Tulisan, Bisikan, dan Jejak Ideologis Bang Buyung
Kesaksian serupa tentang kiprah Buyung dalam penegakan hukum disuarakan mantan Ketua Mahkamah Agung Bagir Manan dan mantan Jaksa Agung Abdul Rahman Saleh. Bagir menyatakan terakhir berkomunikasi dengan rekan kuliahnya di Universitas Indonesia itu beberapa bulan lalu. Saat itu Buyung datang ke Dewan Pers guna membicarakan aturan untuk crane.
"Dia masih bersemangat membicarakan berbagai aturan yang dirasa tidak pas untuk masyarakat. Salah satunya soal crane yang rencananya disamakan dengan kendaraan biasa," ujarnya.
Saat itu Buyung begitu kukuh agar crane tidak disamakan dengan kendaraan di jalanan. Bagir yang juga ketua Dewan Pers mengatakan, dari masalah tersebut, bisa dilihat tingginya kepedulian alumnus Universitas Utrecht itu kepada masyarakat.
Beda lagi kenangan dan kesaksian Abdul Rahman Saleh. Dia mengatakan, saat dirinya masih menjadi jaksa agung, sempat beberapa kali Buyung memprotesnya. Kalau tidak salah terkait dengan keputusan menahan seorang tersangka. "Saya disurati secara resmi. Padahal, kami ini satu almamater," ujarnya.

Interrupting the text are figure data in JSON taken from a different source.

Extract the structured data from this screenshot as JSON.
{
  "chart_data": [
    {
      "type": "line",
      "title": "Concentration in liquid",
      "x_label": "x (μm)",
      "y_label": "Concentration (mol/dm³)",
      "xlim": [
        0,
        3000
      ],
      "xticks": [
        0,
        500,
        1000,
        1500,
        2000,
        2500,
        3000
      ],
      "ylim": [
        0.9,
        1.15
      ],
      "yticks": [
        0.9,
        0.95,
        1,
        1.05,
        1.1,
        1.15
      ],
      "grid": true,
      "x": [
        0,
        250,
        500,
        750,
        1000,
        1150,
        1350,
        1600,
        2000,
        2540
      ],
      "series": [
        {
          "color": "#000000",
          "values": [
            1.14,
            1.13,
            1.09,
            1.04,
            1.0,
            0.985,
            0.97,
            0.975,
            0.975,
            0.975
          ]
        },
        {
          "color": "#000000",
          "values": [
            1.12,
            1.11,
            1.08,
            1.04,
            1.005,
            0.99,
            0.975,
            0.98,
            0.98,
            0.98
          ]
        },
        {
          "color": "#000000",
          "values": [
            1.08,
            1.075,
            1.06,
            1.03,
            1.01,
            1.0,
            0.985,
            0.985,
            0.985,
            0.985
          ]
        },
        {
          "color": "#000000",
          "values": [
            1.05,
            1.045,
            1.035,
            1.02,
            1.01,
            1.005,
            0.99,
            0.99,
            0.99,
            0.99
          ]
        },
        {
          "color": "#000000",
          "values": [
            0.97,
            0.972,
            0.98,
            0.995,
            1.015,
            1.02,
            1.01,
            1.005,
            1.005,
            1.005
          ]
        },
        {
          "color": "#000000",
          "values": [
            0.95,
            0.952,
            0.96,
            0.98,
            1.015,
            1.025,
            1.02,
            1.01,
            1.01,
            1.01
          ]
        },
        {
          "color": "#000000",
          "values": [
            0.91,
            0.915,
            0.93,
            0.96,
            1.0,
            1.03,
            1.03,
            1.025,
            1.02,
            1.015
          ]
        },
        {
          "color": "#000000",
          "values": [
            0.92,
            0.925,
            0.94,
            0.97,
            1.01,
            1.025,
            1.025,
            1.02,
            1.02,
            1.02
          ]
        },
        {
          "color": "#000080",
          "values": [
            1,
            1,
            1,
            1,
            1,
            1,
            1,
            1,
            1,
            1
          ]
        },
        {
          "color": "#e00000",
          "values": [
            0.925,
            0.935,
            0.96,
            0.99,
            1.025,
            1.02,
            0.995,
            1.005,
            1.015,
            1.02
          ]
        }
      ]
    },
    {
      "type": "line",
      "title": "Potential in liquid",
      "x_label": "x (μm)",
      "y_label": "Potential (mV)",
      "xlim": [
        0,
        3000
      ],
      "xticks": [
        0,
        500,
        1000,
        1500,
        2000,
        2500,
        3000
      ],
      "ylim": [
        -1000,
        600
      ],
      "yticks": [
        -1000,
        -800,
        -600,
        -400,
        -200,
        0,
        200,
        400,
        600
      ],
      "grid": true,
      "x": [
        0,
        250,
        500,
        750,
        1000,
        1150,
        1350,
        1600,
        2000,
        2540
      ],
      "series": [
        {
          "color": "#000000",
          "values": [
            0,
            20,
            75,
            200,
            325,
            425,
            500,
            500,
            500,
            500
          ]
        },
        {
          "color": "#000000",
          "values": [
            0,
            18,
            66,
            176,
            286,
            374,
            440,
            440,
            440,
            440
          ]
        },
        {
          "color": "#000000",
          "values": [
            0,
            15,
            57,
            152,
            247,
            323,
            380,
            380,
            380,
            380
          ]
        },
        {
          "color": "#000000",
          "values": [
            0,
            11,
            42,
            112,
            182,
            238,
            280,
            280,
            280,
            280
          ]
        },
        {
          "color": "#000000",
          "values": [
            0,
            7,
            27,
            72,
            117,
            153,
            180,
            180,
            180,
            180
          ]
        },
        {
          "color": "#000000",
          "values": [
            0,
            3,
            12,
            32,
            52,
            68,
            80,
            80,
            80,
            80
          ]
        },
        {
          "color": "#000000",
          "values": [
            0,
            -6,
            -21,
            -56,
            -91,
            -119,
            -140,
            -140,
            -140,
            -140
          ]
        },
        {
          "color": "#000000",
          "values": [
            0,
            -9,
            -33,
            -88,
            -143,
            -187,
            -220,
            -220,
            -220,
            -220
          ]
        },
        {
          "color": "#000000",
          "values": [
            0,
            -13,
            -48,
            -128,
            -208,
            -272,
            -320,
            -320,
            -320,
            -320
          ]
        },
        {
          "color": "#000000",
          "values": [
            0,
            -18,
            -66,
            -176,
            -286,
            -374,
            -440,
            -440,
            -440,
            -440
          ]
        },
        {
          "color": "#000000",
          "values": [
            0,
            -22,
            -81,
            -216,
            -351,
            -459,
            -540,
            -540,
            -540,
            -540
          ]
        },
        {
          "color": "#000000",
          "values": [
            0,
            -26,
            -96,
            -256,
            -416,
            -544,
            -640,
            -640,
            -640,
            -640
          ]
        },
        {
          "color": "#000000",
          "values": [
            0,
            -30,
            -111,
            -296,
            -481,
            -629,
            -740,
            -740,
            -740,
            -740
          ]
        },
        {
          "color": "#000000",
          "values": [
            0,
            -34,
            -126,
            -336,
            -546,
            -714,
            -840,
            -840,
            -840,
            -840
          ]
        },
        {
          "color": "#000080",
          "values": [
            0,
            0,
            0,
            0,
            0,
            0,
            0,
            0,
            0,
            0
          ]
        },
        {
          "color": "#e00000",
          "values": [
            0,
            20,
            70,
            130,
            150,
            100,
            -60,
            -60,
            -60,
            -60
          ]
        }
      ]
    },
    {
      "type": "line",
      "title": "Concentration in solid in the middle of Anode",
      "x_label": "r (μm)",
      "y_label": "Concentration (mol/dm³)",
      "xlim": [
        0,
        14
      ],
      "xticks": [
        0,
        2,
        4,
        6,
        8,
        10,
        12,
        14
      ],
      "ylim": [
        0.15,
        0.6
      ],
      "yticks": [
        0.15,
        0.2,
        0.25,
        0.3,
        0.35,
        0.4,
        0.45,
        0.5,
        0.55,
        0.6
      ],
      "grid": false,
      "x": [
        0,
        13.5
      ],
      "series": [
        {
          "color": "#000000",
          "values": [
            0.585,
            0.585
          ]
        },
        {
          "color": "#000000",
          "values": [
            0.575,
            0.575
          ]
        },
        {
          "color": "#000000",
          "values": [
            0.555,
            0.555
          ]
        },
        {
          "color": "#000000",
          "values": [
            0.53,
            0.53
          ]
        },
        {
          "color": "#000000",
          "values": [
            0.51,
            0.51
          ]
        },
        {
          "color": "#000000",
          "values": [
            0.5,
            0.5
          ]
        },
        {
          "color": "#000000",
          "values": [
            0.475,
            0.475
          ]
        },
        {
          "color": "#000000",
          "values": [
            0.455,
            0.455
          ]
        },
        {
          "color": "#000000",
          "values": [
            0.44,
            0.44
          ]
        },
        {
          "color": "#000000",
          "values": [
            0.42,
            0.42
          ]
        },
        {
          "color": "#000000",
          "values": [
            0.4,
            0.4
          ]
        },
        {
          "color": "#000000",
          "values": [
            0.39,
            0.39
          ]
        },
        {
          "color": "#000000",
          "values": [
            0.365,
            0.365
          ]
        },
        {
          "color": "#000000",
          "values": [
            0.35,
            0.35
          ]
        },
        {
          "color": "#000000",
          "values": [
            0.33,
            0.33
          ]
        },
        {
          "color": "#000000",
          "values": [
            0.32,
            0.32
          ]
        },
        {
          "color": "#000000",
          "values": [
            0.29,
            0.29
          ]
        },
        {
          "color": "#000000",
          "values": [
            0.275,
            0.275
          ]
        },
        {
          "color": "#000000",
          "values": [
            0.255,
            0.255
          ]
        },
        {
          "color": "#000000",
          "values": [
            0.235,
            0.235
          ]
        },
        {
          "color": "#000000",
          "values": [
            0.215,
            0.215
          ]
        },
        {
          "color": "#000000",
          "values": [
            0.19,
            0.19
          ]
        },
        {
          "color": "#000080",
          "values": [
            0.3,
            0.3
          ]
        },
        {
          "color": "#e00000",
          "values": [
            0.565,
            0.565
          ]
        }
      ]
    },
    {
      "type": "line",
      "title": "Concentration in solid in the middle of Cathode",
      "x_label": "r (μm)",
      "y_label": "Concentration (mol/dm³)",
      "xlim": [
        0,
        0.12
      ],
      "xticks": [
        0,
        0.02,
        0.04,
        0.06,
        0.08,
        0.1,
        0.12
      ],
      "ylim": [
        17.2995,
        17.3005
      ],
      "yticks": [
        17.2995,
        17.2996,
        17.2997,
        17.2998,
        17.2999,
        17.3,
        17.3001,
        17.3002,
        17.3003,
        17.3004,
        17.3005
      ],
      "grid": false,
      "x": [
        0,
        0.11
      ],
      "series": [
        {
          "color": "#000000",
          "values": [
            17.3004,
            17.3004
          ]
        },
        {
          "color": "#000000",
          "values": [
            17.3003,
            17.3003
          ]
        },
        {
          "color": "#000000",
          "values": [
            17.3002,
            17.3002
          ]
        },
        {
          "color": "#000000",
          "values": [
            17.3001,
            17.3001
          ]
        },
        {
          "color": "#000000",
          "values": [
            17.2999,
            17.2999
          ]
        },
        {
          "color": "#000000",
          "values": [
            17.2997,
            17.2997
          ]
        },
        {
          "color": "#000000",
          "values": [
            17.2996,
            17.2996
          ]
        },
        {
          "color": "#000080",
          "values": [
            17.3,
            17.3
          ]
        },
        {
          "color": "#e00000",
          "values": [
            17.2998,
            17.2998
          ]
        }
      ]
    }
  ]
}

Namun, seperti yang diajarkan sebagai penegak hukum, Buyung saat itu bertahan dengan dalilnya. Abdul Rahman juga begitu. "Walau teman, kami tetap profesional. Akhirnya, memang tersangka ini tidak beres dan Adnan Buyung mengakuinya. Saya lupa soal kasus apa," jelasnya.
Di tengah berbagai kesibukannya di dunia hukum itu, Buyung toh tak pernah sampai menomorduakan keluarga. Istri, anak-anak, dan cucu mengenangnya sebagai sosok yang penuh perhatian dan humanistis. Hal yang paling disukainya adalah menghabiskan waktu untuk momong cucu.
"Ya, sebelum sakit, beliau memang suka pergi sama cucu-cucunya," ujar putra kedua Buyung, Maully Nasution.
Adnan Buyung Nasution juga meninggalkan kesan tersendiri bagi Ketua Dewan Kehormatan Penyelenggara Pemilu (DKPP) Jimly Asshiddiqie. Pada 1989-1990 Jimly dan Buyung sama-sama melakukan riset doktoral di Belanda meski berbeda almamater.